This is just sad. From tomorrow's Washington Post:
Asked by reporters yesterday to provide more information on the charge, State Department spokesman Sean McCormack said, "The Iranians are up to their eyeballs in this activity." He called the Baghdad presentation a "very strong circumstantial case," saying that he was "not going to try to embellish that briefing" and that "any reasonable person . . . would draw the same conclusions."So, the chairman of the Joint Chiefs says he's seen no evidence, and everybody else says the evidence exists but the other guy has it. A wise man once said:
White House spokesman Tony Snow offered similar responses. "Let me put it this way," he said. "There's not a whole lot of freelancing in the Iranian government, especially when it comes to something like that."
Pressed repeatedly, Snow answered, "Look, the Department of Defense is doing this. What I'm telling you is, you guys want to get those questions answered, you need to go to the Pentagon."

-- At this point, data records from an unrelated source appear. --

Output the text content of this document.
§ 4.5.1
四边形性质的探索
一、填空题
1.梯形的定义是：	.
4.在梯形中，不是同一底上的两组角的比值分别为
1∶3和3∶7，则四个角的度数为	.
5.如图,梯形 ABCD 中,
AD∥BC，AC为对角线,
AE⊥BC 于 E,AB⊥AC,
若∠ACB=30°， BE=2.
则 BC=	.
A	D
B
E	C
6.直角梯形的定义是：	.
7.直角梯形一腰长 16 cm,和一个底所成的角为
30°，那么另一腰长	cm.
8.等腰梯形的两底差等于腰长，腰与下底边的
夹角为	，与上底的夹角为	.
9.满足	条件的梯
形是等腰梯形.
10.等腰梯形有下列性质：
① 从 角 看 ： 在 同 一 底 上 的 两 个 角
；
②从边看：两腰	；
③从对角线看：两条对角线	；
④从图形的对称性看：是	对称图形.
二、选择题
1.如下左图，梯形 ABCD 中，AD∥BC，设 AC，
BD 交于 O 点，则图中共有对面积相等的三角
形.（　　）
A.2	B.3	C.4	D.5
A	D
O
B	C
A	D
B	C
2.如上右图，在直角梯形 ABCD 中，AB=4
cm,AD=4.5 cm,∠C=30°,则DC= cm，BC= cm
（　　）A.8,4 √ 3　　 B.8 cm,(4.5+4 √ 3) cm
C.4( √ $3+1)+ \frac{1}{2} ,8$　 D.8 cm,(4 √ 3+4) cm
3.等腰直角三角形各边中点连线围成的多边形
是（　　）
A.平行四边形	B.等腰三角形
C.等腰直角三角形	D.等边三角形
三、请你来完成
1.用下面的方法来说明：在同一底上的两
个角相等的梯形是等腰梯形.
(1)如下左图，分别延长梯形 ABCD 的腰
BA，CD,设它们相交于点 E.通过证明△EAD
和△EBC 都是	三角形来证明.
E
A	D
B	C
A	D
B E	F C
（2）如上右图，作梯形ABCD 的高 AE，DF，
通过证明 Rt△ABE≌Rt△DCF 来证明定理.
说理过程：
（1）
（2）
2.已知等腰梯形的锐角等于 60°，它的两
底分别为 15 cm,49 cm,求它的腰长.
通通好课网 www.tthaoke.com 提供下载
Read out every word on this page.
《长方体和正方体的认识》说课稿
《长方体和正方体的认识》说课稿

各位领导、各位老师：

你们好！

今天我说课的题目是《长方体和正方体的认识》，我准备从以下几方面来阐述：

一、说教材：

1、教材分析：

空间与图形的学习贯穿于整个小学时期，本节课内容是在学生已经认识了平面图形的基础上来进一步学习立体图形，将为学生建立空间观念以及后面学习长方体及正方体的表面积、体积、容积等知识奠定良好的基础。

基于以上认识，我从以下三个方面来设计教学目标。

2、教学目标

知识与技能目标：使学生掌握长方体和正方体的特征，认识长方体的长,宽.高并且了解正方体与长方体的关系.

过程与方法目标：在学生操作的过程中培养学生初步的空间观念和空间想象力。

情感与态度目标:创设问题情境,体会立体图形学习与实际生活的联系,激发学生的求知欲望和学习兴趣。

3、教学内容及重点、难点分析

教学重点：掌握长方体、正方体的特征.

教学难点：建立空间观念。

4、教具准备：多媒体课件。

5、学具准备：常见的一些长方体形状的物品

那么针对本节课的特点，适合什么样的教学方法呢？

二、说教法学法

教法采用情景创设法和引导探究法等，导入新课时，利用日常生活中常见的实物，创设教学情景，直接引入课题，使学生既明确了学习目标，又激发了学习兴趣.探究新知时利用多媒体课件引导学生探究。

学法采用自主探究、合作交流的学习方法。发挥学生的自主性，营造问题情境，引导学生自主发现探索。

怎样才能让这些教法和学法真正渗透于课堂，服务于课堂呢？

A call to the Defense Intelligence Agency brought a referral to the main Pentagon press office. That office referred a caller to the Washington office of the Multi-National Force-Iraq, which responded with an e-mailed copy of Sunday's briefing slides -- containing no mention of the "highest levels" allegation and a request for questions in writing. Written questions brought no response. An official from the Pentagon Joint Staff said last night that Pace had seen the briefing slides but had "no personal knowledge of any senior involvement by senior Iranian officials."
Fool me once, shame on — shame on you. Fool me — you can't get fooled again.